Undertaking an interior design and remodeling project can be at once exciting and stressful. The vision you have of a new interior environment cannot be achieved without a significant disruption of your day-to-day routine. There will be dust. This can be stressful.
The best way to ensure that your interior design project runs smoothly is to develop an interior design and remodeling plan well before the first hammer swings. Here are three primary steps for creating an interior design and remodeling plan that may help save your sanity.
Step One: Develop a Design Concept
Develop a design concept that recognizes the full potential of your home and allows the maximum use of your space, creating a perfect sanctuary that provides you the comfort, convenience and the touch of class you desire.
It Starts with an Idea
Most complex projects begin with an idea, usually no more than intuitive hunch, a starting point for further investigation. An idea can come from anywhere, of course — a childhood memory, an object we posses, a random passing thought. Next, evaluate your idea against the constraints of your living space or spaces. What are the sizes and orientations of your existing areas. What are their constraints? Do they still still work with your idea? Comparing your idea against the realities and requirements of your space ensures you don’t force an inappropriate concept for your interior design project.
Scaled drawings are a crucial element in preparing your design concept as they allow aesthetic fine-tuning of proportion. Scaled drawings allow the interaction of new and existing elements to be accurately plotted in two dimensions, enabling the initial idea to be reconciled with the nature of the existing space. Scaled drawings can be done by hand or on computer with a drafting program but they should be prepared as they help you avoid having your design look over themed instead of tasteful and interesting.
Step Two: Determine Your Sequencing
Your interior design and remodeling project can be an exciting process. However, this process can be quite frustrating if you don’t know the sequence of your various elements. Construction trades rely on proper sequencing in order to keep the costs down and prevent the need to redo work. Without proper sequencing, you might miss out on critical installation opportunities.
For instance, deciding to change your kitchen cabinets after your drywall has been installed can be very costly. What’s more, if your budget doesn’t allow for such an occurrence, you may not be able to afford such a change and will need to do without. If this happens, every day you use your new kitchen, the annoying reminder of this omission will last long after the dust and disruption have faded. A good contractor will likely know to ask these kinds of questions but more often than not, they will be focused on staying on schedule and keeping their subcontractors on the job.

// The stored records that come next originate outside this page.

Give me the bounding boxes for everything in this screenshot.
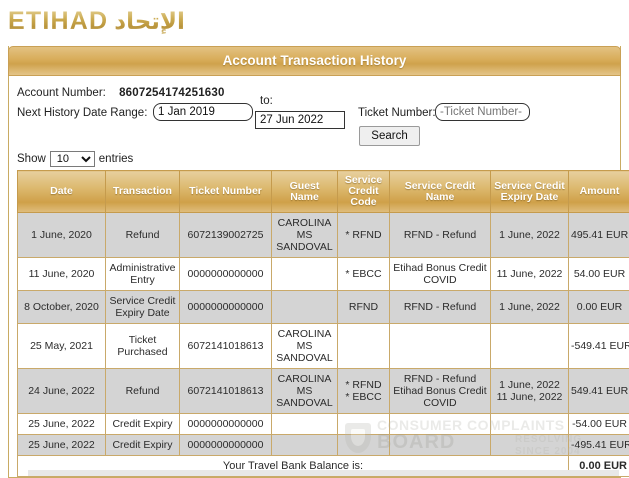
cell-transaction: Ticket Purchased [106, 324, 180, 369]
cell-transaction: Credit Expiry [106, 414, 180, 435]
cell-date: 25 May, 2021 [18, 324, 106, 369]
cell-guest [272, 291, 338, 324]
cell-date: 25 June, 2022 [18, 435, 106, 456]
transaction-panel: Account Transaction History Account Numb… [8, 46, 621, 478]
brand-name-latin: ETIHAD [8, 7, 108, 35]
cell-amount: -549.41 EUR [569, 324, 629, 369]
cell-transaction: Refund [106, 213, 180, 258]
column-header-6: Service Credit Expiry Date [491, 171, 569, 213]
date-to-input[interactable] [255, 111, 345, 129]
cell-ticket[interactable]: 0000000000000 [180, 435, 272, 456]
cell-expiry: 11 June, 2022 [491, 258, 569, 291]
cell-transaction: Credit Expiry [106, 435, 180, 456]
show-entries-prefix: Show [17, 153, 46, 165]
cell-transaction: Administrative Entry [106, 258, 180, 291]
cell-date: 11 June, 2020 [18, 258, 106, 291]
date-range-label: Next History Date Range: [17, 104, 147, 122]
cell-code: RFND [338, 291, 390, 324]
cell-code: * RFND [338, 213, 390, 258]
cell-amount: 495.41 EUR [569, 213, 629, 258]
cell-transaction: Refund [106, 369, 180, 414]
cell-credit-name: RFND - Refund Etihad Bonus Credit COVID [390, 369, 491, 414]
cell-date: 1 June, 2020 [18, 213, 106, 258]
cell-guest [272, 414, 338, 435]
cell-credit-name: Etihad Bonus Credit COVID [390, 258, 491, 291]
cell-guest [272, 435, 338, 456]
column-header-0: Date [18, 171, 106, 213]
cell-date: 25 June, 2022 [18, 414, 106, 435]
panel-body: Account Number: 8607254174251630 Next Hi… [9, 76, 620, 477]
ticket-number-input[interactable] [435, 103, 530, 121]
cell-guest: CAROLINA MS SANDOVAL [272, 369, 338, 414]
cell-date: 8 October, 2020 [18, 291, 106, 324]
cell-guest: CAROLINA MS SANDOVAL [272, 213, 338, 258]
cell-code: * RFND* EBCC [338, 369, 390, 414]
cell-expiry: 1 June, 2022 [491, 291, 569, 324]
cell-code [338, 324, 390, 369]
show-entries-control: Show 102550100 entries [17, 151, 612, 167]
entries-per-page-select[interactable]: 102550100 [50, 151, 95, 167]
bottom-strip [28, 470, 619, 476]
account-number-value: 8607254174251630 [119, 87, 225, 99]
cell-expiry: 1 June, 2022 [491, 213, 569, 258]
cell-expiry [491, 324, 569, 369]
cell-credit-name: RFND - Refund [390, 213, 491, 258]
brand-name-arabic: الإتحاد [114, 8, 185, 34]
cell-ticket[interactable]: 0000000000000 [180, 291, 272, 324]
show-entries-suffix: entries [99, 153, 134, 165]
cell-guest [272, 258, 338, 291]
cell-amount: 549.41 EUR [569, 369, 629, 414]
cell-credit-name [390, 414, 491, 435]
cell-ticket[interactable]: 0000000000000 [180, 414, 272, 435]
cell-amount: 54.00 EUR [569, 258, 629, 291]
cell-ticket[interactable]: 0000000000000 [180, 258, 272, 291]
cell-code [338, 414, 390, 435]
cell-credit-name [390, 324, 491, 369]
cell-ticket[interactable]: 6072141018613 [180, 369, 272, 414]
date-from-input[interactable] [153, 103, 253, 121]
cell-ticket[interactable]: 6072141018613 [180, 324, 272, 369]
search-form: Next History Date Range: to: Ticket Numb… [17, 103, 612, 145]
page-title: Account Transaction History [8, 46, 621, 76]
cell-transaction: Service Credit Expiry Date [106, 291, 180, 324]
cell-guest: CAROLINA MS SANDOVAL [272, 324, 338, 369]
date-to-label: to: [260, 92, 273, 110]
cell-expiry [491, 435, 569, 456]
account-number-label: Account Number: [17, 87, 106, 99]
cell-date: 24 June, 2022 [18, 369, 106, 414]
column-header-3: Guest Name [272, 171, 338, 213]
column-header-4: Service Credit Code [338, 171, 390, 213]
search-button[interactable]: Search [359, 126, 420, 146]
ticket-number-label: Ticket Number: [358, 104, 436, 122]
cell-credit-name: RFND - Refund [390, 291, 491, 324]
column-header-1: Transaction [106, 171, 180, 213]
column-header-7: Amount [569, 171, 629, 213]
cell-ticket[interactable]: 6072139002725 [180, 213, 272, 258]
column-header-2: Ticket Number [180, 171, 272, 213]
cell-expiry [491, 414, 569, 435]
cell-code: * EBCC [338, 258, 390, 291]
account-number-row: Account Number: 8607254174251630 [17, 87, 612, 99]
cell-amount: -495.41 EUR [569, 435, 629, 456]
cell-code [338, 435, 390, 456]
cell-credit-name [390, 435, 491, 456]
cell-amount: -54.00 EUR [569, 414, 629, 435]
cell-amount: 0.00 EUR [569, 291, 629, 324]
column-header-5: Service Credit Name [390, 171, 491, 213]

The design concept that you developed previously will serve as the guide for your sequencing plan. Address your project one room at a time and then fold each one into a plan that spans the entire scope of your project. Proper sequencing of your project will ensure it proceeds smoothly and will save you money in the long run.
Step Three: Develop Your Budget
Determining an accurate budget is an extremely important step. Your overall budget will determine the quality of materials to be used, finish types and other design details unique to your environment. Many people finance an interior design and remodeling project by taking out a loan or by refinancing their home, so they will already know their overall budget amount. The next step is to distribute it among the various elements of your design concept.
Create a Check list
A check list can help you make sure you have accounted for all your decorative needs. The task here is to capture as many aspects of your project as possible. Once you’ve created your list, you can review each item and add or remove items based on your overall budgetary constraints.
Cost vs Value
When creating your check list, be careful you don’t substitute “cost” for “value.” A pennywise consumer may limit their options to only the “big box” stores, thinking they offer the best pricing available. While prices may be low at these places, they often do not offer the best value. Big box retailers deal primarily in volume and cannot provide the same level of service and guarantees that a professional designer can, so if a problem arises, they often cannot respond to it in the manner a paying customer would expect.

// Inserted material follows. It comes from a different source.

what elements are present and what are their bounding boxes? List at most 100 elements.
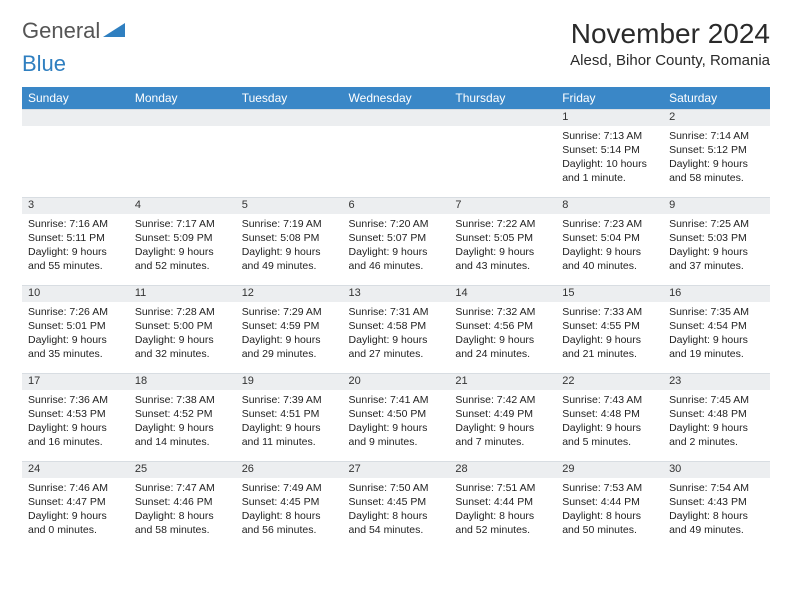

Many of my clients come to me in the middle of their project in crisis mode because they first went the big-box route, have run into a problem, and cost overruns are threatening their overall budget.
Too many times, this lesson is not learned until late in the project. Many of my clients come to me in the middle of their project in crisis mode because they first went the big-box route, have run into a problem, and cost overruns are threatening their overall budget. The right interior designer can purchase directly from manufacturers so they can be just as completive as the large consumer retailers, and the best ones will offer a wider array of custom choices. The right interior designer can provide you and your design project with a much better value than the big box stores, which will also lower your cost in the long run.
Hire an Interior Designer
There are many reasons why you need an interior designer for your interior design and remodeling project. An interior designer can help you save money through their design experience and their planning ability. An interior designer provides value through quality products, customer service, creativity, and a solid understanding of your goals and values. Remember, VALUE is much more than a product’s cost.